The constant change in decisions by Indonesia has impacted the markets of edible oil in India along with its prices. Last Wednesday, again, the scope of the export ban on raw materials was widened by Indonesia for cooking oil, including refined palm oil and crude oil, among several other raw products. This instance has shocked not only Indians but also the global market.
The Indian market is one of the largest customers of palm oil from Indonesia. However, the situation is now squared after things initially got sorted a few days back when it was cleared that the ban is not going to include crude palm oil.
About 13-13.5 million tons of edible oils are imported by India. In this, 8 to 8.5 million tons are just palm oil. And out of this, about 45% is imported from Indonesia, and the rest comes from Malaysia.
Indonesia widening export ban
The announcement of a widened ban in the last week triggered fear in trade sources. It is anticipated that if the monthly supplies of about 300,000 to 3,25,000 tons of palm oil pause from May, it will spike the prices of edible oils on a larger scale in India. Besides, the Russia-Ukraine crisis has already affected the oil market of India.
SEA’s (Solvent Extractors’ Association of India) Director-General B.V. Mehta said to the Business Standard that the supplies of sunflower oil have already gone down because of the Russia-Ukraine conflict. It has straightaway reduced from about 250,000 to less than 100,000 tons every month. This has led to a sharp hike in the prices of oil. If Indonesia decides to ban the export of palm oil, things can become much worse for India.
Mehta immediately wants the Government of India to activate diplomatic channels to ward off the catastrophe.
Flip-flop in the statements regarding the ban
The Chief Economic Advisor of Indonesia on Wednesday changed his statement that he said one day before, where he stated that the export ban is only going to cover deodorized, bleached, and refined palm olein.

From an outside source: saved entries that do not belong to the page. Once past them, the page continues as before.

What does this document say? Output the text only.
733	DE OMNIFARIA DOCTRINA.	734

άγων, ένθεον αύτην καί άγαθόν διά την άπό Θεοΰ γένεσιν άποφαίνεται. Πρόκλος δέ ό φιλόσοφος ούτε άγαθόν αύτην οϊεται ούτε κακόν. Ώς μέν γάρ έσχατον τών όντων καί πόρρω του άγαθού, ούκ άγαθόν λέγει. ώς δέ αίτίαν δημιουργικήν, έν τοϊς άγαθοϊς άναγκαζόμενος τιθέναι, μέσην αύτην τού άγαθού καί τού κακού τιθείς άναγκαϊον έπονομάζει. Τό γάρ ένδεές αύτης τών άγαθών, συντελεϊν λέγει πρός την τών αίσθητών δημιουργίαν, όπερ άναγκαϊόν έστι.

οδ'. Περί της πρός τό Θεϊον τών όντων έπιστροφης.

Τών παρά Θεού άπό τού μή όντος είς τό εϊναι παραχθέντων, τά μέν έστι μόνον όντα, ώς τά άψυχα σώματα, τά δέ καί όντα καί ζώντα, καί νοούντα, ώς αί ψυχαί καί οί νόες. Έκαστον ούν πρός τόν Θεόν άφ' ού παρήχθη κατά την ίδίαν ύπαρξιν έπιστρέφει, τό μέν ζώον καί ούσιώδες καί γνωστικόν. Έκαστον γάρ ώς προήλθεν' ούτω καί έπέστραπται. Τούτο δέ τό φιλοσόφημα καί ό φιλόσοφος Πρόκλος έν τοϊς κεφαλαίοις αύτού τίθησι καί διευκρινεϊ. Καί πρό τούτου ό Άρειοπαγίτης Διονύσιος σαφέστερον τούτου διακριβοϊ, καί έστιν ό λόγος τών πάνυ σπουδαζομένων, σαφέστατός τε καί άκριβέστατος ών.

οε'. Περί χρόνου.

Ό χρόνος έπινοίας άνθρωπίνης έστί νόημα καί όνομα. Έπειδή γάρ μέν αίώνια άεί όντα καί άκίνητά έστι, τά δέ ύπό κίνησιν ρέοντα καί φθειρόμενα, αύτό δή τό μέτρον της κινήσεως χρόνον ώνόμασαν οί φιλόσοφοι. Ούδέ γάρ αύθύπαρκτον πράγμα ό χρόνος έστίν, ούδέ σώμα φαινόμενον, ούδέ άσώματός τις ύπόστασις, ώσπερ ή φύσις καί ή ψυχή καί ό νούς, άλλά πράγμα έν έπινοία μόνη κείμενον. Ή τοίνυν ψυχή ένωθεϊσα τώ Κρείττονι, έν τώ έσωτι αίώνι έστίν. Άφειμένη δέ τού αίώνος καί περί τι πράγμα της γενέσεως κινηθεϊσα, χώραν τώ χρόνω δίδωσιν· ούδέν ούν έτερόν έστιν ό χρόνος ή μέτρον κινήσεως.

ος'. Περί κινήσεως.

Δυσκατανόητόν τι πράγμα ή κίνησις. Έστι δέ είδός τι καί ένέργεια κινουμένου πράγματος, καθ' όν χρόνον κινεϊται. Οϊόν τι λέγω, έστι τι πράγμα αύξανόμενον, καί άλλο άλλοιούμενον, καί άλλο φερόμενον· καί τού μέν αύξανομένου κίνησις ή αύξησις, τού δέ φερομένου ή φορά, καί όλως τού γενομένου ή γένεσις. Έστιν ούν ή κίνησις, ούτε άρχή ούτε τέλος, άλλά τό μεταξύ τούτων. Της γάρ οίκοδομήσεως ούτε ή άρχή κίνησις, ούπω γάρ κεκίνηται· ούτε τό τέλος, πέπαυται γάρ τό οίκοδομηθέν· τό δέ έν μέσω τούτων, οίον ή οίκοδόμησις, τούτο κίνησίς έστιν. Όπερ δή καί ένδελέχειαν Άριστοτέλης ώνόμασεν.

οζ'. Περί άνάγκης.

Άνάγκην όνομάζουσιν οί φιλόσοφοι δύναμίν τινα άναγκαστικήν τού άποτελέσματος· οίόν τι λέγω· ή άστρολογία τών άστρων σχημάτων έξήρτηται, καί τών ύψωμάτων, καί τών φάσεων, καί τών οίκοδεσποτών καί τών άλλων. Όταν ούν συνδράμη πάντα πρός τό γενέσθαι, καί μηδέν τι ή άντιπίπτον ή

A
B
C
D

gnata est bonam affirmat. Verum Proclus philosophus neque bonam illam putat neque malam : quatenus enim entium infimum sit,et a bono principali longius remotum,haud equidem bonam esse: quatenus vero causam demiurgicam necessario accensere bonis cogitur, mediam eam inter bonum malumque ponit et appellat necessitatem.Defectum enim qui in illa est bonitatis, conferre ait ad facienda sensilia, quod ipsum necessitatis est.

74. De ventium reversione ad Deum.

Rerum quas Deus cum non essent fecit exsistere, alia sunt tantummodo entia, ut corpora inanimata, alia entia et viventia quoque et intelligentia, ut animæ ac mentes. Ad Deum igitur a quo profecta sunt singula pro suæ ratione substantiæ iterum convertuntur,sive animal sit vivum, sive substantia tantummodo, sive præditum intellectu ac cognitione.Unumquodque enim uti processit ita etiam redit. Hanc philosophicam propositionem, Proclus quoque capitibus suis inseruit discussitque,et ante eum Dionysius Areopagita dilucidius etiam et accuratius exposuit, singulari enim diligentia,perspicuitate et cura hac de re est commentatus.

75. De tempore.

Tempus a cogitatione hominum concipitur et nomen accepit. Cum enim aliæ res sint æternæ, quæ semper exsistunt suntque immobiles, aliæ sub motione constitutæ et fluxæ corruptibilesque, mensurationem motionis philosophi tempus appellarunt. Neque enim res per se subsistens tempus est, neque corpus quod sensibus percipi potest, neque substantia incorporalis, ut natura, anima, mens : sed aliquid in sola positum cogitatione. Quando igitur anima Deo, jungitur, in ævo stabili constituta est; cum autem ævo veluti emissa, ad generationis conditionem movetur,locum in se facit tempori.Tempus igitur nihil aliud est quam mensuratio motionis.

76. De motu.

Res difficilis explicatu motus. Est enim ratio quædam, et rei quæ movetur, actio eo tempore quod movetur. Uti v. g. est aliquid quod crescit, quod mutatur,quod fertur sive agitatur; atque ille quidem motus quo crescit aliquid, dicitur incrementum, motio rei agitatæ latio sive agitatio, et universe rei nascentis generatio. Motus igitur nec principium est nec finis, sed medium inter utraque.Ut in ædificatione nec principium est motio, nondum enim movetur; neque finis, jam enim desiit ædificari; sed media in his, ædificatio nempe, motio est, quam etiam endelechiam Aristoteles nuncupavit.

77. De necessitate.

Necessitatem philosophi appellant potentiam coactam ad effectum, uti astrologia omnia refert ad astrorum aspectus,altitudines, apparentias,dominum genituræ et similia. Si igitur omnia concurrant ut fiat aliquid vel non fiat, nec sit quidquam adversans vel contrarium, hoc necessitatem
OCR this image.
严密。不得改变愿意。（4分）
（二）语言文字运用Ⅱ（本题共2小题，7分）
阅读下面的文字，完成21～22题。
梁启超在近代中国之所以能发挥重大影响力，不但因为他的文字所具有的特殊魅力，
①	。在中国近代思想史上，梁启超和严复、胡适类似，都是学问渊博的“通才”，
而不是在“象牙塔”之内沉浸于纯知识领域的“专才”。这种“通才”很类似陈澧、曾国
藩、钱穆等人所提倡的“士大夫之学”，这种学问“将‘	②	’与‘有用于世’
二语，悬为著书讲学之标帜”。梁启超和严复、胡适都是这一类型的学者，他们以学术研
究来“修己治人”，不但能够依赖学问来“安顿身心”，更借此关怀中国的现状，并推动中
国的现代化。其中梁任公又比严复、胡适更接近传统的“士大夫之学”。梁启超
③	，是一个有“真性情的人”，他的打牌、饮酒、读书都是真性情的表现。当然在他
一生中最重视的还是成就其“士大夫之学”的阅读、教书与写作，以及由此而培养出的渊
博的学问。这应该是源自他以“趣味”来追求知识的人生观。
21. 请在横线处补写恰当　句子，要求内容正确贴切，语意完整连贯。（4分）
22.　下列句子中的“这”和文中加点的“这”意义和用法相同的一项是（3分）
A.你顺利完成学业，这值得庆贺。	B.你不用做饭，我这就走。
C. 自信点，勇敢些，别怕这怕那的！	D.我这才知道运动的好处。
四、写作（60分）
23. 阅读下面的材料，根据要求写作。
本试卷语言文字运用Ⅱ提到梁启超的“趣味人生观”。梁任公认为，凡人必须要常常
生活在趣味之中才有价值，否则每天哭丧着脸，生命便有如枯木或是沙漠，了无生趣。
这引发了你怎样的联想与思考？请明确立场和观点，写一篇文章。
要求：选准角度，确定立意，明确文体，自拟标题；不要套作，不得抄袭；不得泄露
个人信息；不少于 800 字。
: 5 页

The change was realized to be in line with the decision of the president and after considering the views and feedback from people.
However, President Joko Widodo said to Reuters in a different statement that the need for affordable food is the main priority, and the revenue concerns will be considered later.
Indonesia’s promise to lift the ban soon
After Indonesia’s domestic requirements are met, the export ban is supposed to be lifted because even the country requires taxes, foreign exchange, and a balanced surplus. However, meeting the needs of people is something that deserves a bigger priority.
The market for palm oil has become jittery because of the ban. The situation is so critical that military personnel and navy ships are deployed by Indonesia to take care of illegal shipments.
The hike in oil prices in Indonesia
According to Airlangga, the coordinating minister for Economic Affairs, as mentioned in Business Standard the ban will remain until the bulk cooking oil’s price drops to $0.9720 every liter. In Jakarta, the prices were about $1.32 to $1.39. In other regions, the prices can be higher.
On Sumatra Island’s Riau province, a tremendous drop is seen by small farmers. They fear that palm oil companies are going to stop purchasing from them.
The new rules and regulations to monitor oil export in Indonesia
All the new regulations and rules were to come to action at 17:00 GMT. Several agencies and the navy have been told to increase the patrolling around the waters of Indonesia to make sure the compliance is intact, according to Julius Widjojono, the navy spokesperson whose statement was published in Business Standard.
The future of palm oil on the Malaysian exchange rose by 9.8% on Wednesday because some of the participants in the market feared Indonesian exporters. Thus, they failed to put their products in the vessels at the right time before the beginning of the ban.
After Indonesia decided to extend the ban for including the CPO, American soya oil jumped by over 4%.
Nevertheless, the palm oil export ban by Indonesia is not likely to continue for more than one month because of their limited infrastructure for storing the surplus oil. The government also issued a statement saying it has sufficient in stock already to not cause major problems. Also, the increasing pressure from the purchasers to resume shipments will test their patience and limits.